Licenciado en Filología

Si su hijo quiere alquilar un piso en Londres, átese los machos. La agencia le exigirá un protocolo de garantías casi interminable: no vale que su hijo sea profesor en una de las universidades más prestigiosas de Londres o directivo de una de las más conocidas empresas multinacionales. Necesita un aval del padre y otro de la madre y hasta de un familiar en segundo grado, datos que serán comprobados pormenorizadamente. Tal exceso de garantías contrasta con las pocas que se requieren en este país a delincuentes convictos, psicópatas peligrosos, esquizofrénicos de libro o peligrosos alcohólicos, que campan alegremente por nuestros pueblos, sin vigilancia ni seguimiento que les obligue a una vida normalizada en comunidad. Sólo cuando aparecen nuestras hijas asesinadas salta la alarma ante la desprotección y la inseguridad.

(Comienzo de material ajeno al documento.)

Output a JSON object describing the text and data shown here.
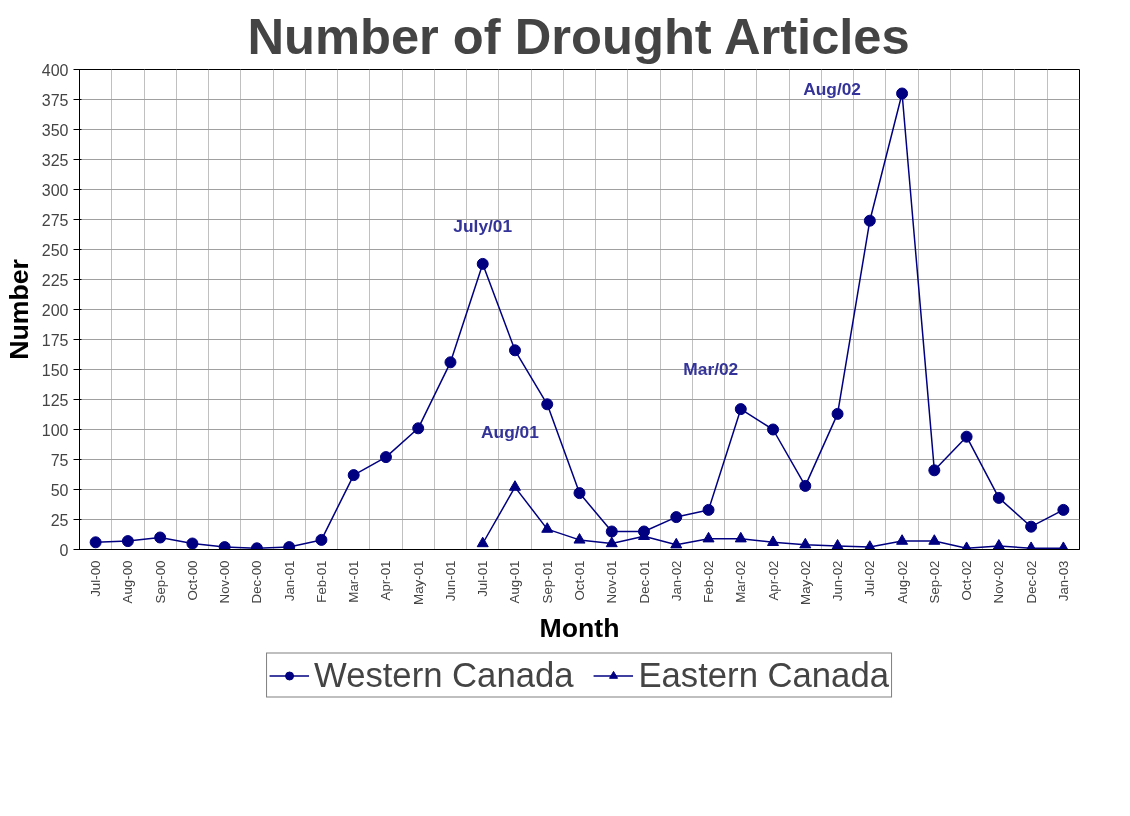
{
  "chart_data": {
    "type": "line",
    "title": "Number of Drought Articles",
    "xlabel": "Month",
    "ylabel": "Number",
    "categories": [
      "Jul-00",
      "Aug-00",
      "Sep-00",
      "Oct-00",
      "Nov-00",
      "Dec-00",
      "Jan-01",
      "Feb-01",
      "Mar-01",
      "Apr-01",
      "May-01",
      "Jun-01",
      "Jul-01",
      "Aug-01",
      "Sep-01",
      "Oct-01",
      "Nov-01",
      "Dec-01",
      "Jan-02",
      "Feb-02",
      "Mar-02",
      "Apr-02",
      "May-02",
      "Jun-02",
      "Jul-02",
      "Aug-02",
      "Sep-02",
      "Oct-02",
      "Nov-02",
      "Dec-02",
      "Jan-03"
    ],
    "series": [
      {
        "name": "Western Canada",
        "color": "#000080",
        "marker": "circle",
        "values": [
          6,
          7,
          10,
          5,
          2,
          1,
          2,
          8,
          62,
          77,
          101,
          156,
          238,
          166,
          121,
          47,
          15,
          15,
          27,
          33,
          117,
          100,
          53,
          113,
          274,
          380,
          66,
          94,
          43,
          19,
          33
        ]
      },
      {
        "name": "Eastern Canada",
        "color": "#000080",
        "marker": "triangle",
        "values": [
          null,
          null,
          null,
          null,
          null,
          null,
          null,
          null,
          null,
          null,
          null,
          null,
          5,
          52,
          17,
          8,
          5,
          11,
          4,
          9,
          9,
          6,
          4,
          3,
          2,
          7,
          7,
          1,
          3,
          1,
          1
        ]
      }
    ],
    "ylim": [
      0,
      400
    ],
    "yticks": [
      0,
      25,
      50,
      75,
      100,
      125,
      150,
      175,
      200,
      225,
      250,
      275,
      300,
      325,
      350,
      375,
      400
    ],
    "grid": true,
    "legend": "bottom",
    "line_style": "solid",
    "annotations": [
      {
        "text": "July/01",
        "x": "Jul-01",
        "y": 238
      },
      {
        "text": "Aug/01",
        "x": "Aug-01",
        "y": 52
      },
      {
        "text": "Mar/02",
        "x": "Mar-02",
        "y": 117
      },
      {
        "text": "Aug/02",
        "x": "Aug-02",
        "y": 380
      }
    ]
  }
}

Si bien es cierto que alguien debiera responder de las madrigueras de delincuentes y mafiosos consentidas en la lustrosa Costa del Sol, y de los clamorosos olvidos y negligencias policiales, no habría que caer en la tentación de limitar la conquista de la libre circulación de los ciudadanos: es sabido que quien sacrifica la libertad por la seguridad pierde aquélla y ésta, pero seguramente habría que complementar las medidas de control sobre las personas controvertidas y complementar así el Tratado de Schengen, al que por cierto no se acogió el Reino Unido, a la vez que restringir las políticas laxas que dan halagadora acogida a la indiscriminada llegada del dinero negro y con él, a mano de obra dispuesta a cualquier trabajo sucio.

Es viejo el dicho de Disraeli: por un lado están los derechos de los ingleses y luego los derechos de los hombres. Pues en esas seguimos: allí para alquilar un piso hay que dar todas las garantías, aquí para que se instale un insensato anglosajón y dé rienda suelta a sus asesinas paranoias, no se necesita ninguna ¡Algo falla!